Enquanto Sánchez acumula 50,056% dos votos, Keiko aparece com 49,944%. A diferença entre os dois candidatos diminuiu nas últimas horas, impulsionada pelo aumento dos votos favoráveis a Fujimori.
Sánchez ultrapassou numericamente Keiko no início da tarde da última segunda-feira, quando o país atingiu 93,9% das urnas apuradas. No começo da contagem, com apenas 20% das urnas processadas, Keiko chegou a estar 200 mil votos à frente de Sánchez, fato ocorrido porque as urnas da capital, Lima, foram as primeiras a serem computadas.
O Jurado Nacional de Eleições (JNE), máxima autoridade eleitoral do Peru, informou que os resultados definitivos devem ser divulgados apenas em meados de julho. Isso se deve à inclusão de um novo mecanismo obrigatório de recontagem de votos em mesas que apresentaram inconsistências. O JNE revela que, até o momento, foram recebidas 1 mil atas em observação, que necessitam de nova contagem com a presença de observadores partidários e fiscais.
De acordo com a Oficina Nacional de Processos Eleitorais (ONPE) do Peru, das mais de 92,7 mil atas da eleição peruana, cerca de 2,2 mil ainda precisam ser contabilizadas. Desse total, 1,7 mil são de mesas localizadas no exterior, onde a candidata Keiko Fujimori apresenta vantagem. Até o meio-dia desta terça-feira, apenas 30,2% das atas do exterior haviam sido processadas, com 65,4% dos votos para Keiko e 34,5% para Sánchez.

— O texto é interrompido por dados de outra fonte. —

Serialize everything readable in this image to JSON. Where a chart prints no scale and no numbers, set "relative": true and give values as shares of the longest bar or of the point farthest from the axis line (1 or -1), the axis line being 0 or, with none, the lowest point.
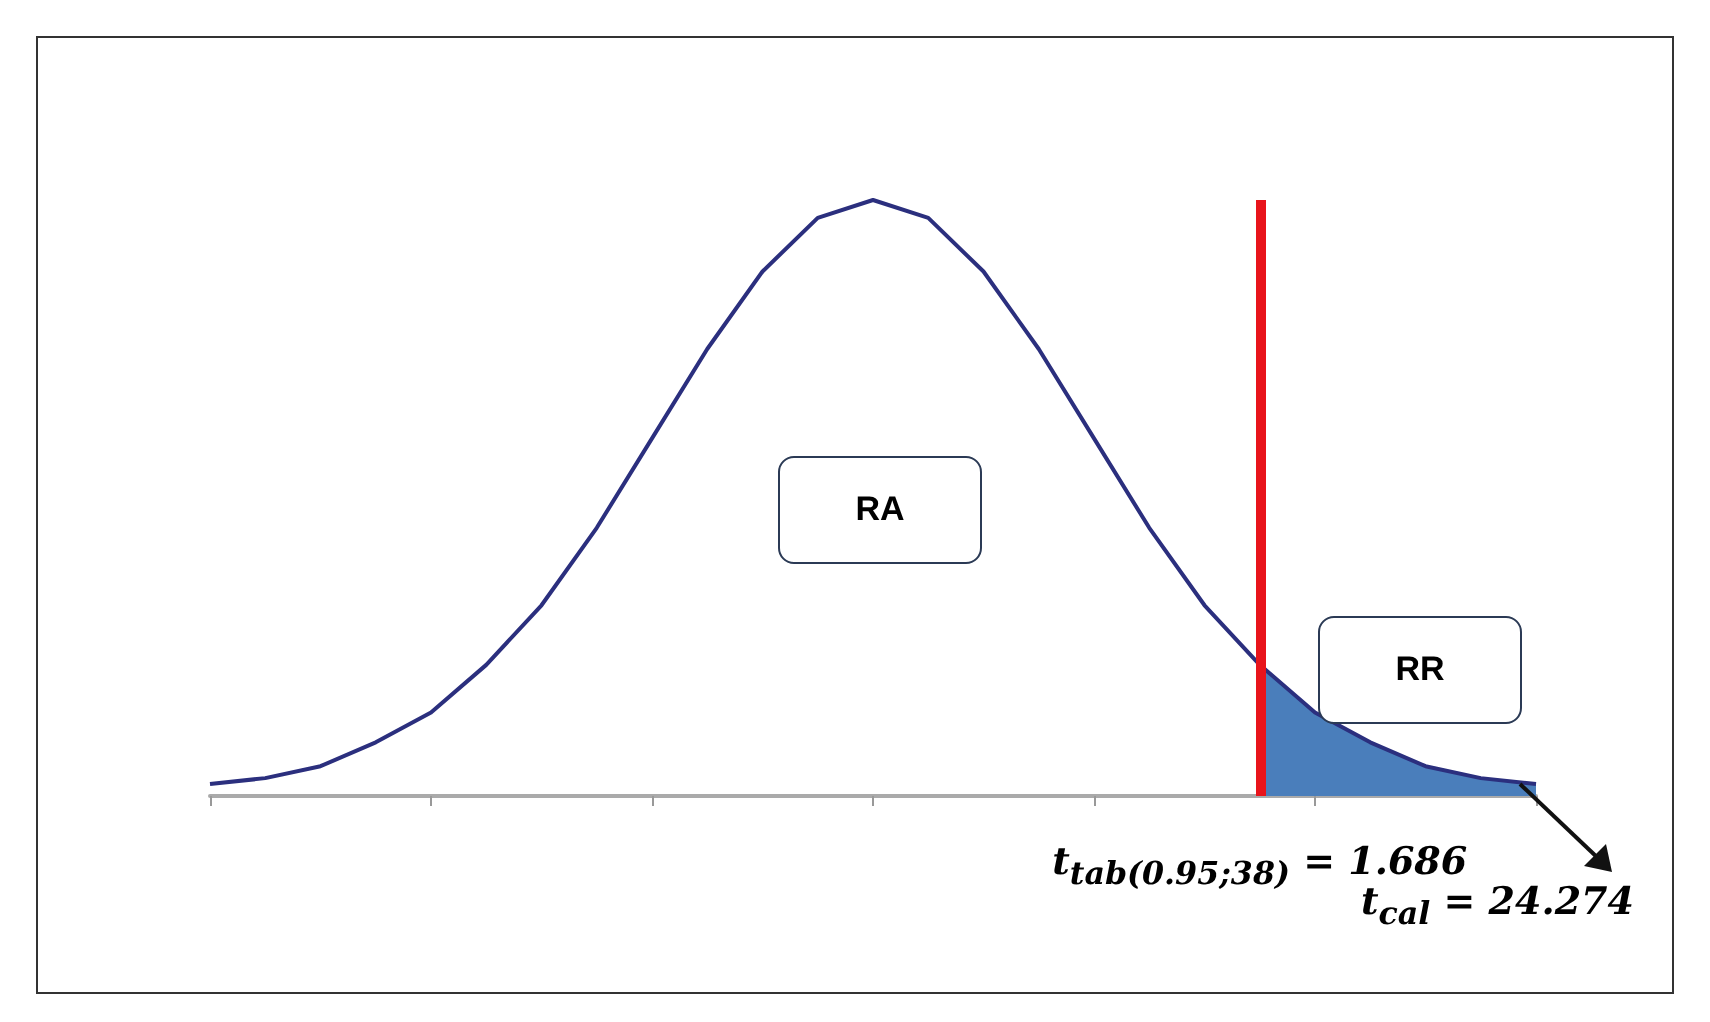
{
  "chart_data": {
    "type": "line",
    "relative": true,
    "marker": "none",
    "line_style": "solid",
    "categories": [
      null,
      null,
      null,
      null,
      null,
      null,
      null,
      null,
      null,
      null,
      null,
      null,
      null,
      null,
      null,
      null,
      null,
      null,
      null,
      null,
      null,
      null,
      null,
      null,
      null
    ],
    "series": [
      {
        "color": "#2b2f7e",
        "values": [
          0.02,
          0.03,
          0.05,
          0.09,
          0.14,
          0.22,
          0.32,
          0.45,
          0.6,
          0.75,
          0.88,
          0.97,
          1,
          0.97,
          0.88,
          0.75,
          0.6,
          0.45,
          0.32,
          0.22,
          0.14,
          0.09,
          0.05,
          0.03,
          0.02
        ]
      },
      {
        "type": "area",
        "color": "#4a7ebb",
        "values": [
          null,
          null,
          null,
          null,
          null,
          null,
          null,
          null,
          null,
          null,
          null,
          null,
          null,
          null,
          null,
          null,
          null,
          null,
          null,
          0.22,
          0.14,
          0.09,
          0.05,
          0.03,
          0.02
        ]
      }
    ],
    "annotations": [
      "RA",
      "RR",
      "t$_{tab(0.95;38)}$ = 1.686",
      "t$_{cal}$ = 24.274"
    ]
  }
}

Keiko Fujimori x Roberto Sánchez
Roberto Sánchez e Keiko Fujimori concorrem ao cargo presidencial no Peru para o período de 2026 a 2031, com mandato de cinco anos. O vencedor se tornará o nono presidente do país sul-americano em uma década de crise política. Desde 2016, dois presidentes renunciaram e quatro foram destituídos pelo parlamento peruano, considerado o poder de fato na nação.
Filha do ex-ditador Alberto Fujimori, condenado por violações de direitos humanos, incluindo a esterilização forçada de mulheres indígenas, Keiko foi derrotada nas últimas três eleições no segundo turno, em 2011, 2016 e 2021.
Do outro lado da disputa está Roberto Sánchez, aliado do ex-presidente Pedro Castillo, que foi destituído, preso e condenado por tentativa de golpe de Estado ao tentar dissolver o Parlamento. Para seus apoiadores, Castillo foi vítima de um golpe do Legislativo por representar o voto rural e indígena do país. Psicólogo de formação, Sánchez é deputado federal pelo partido Todos pelo Peru e foi ministro de Castillo. Assim que votou no domingo em Lima, Sánchez foi até o presídio de Barbadillo, onde Castillo está detido, permanecendo no local até a divulgação dos primeiros resultados parciais.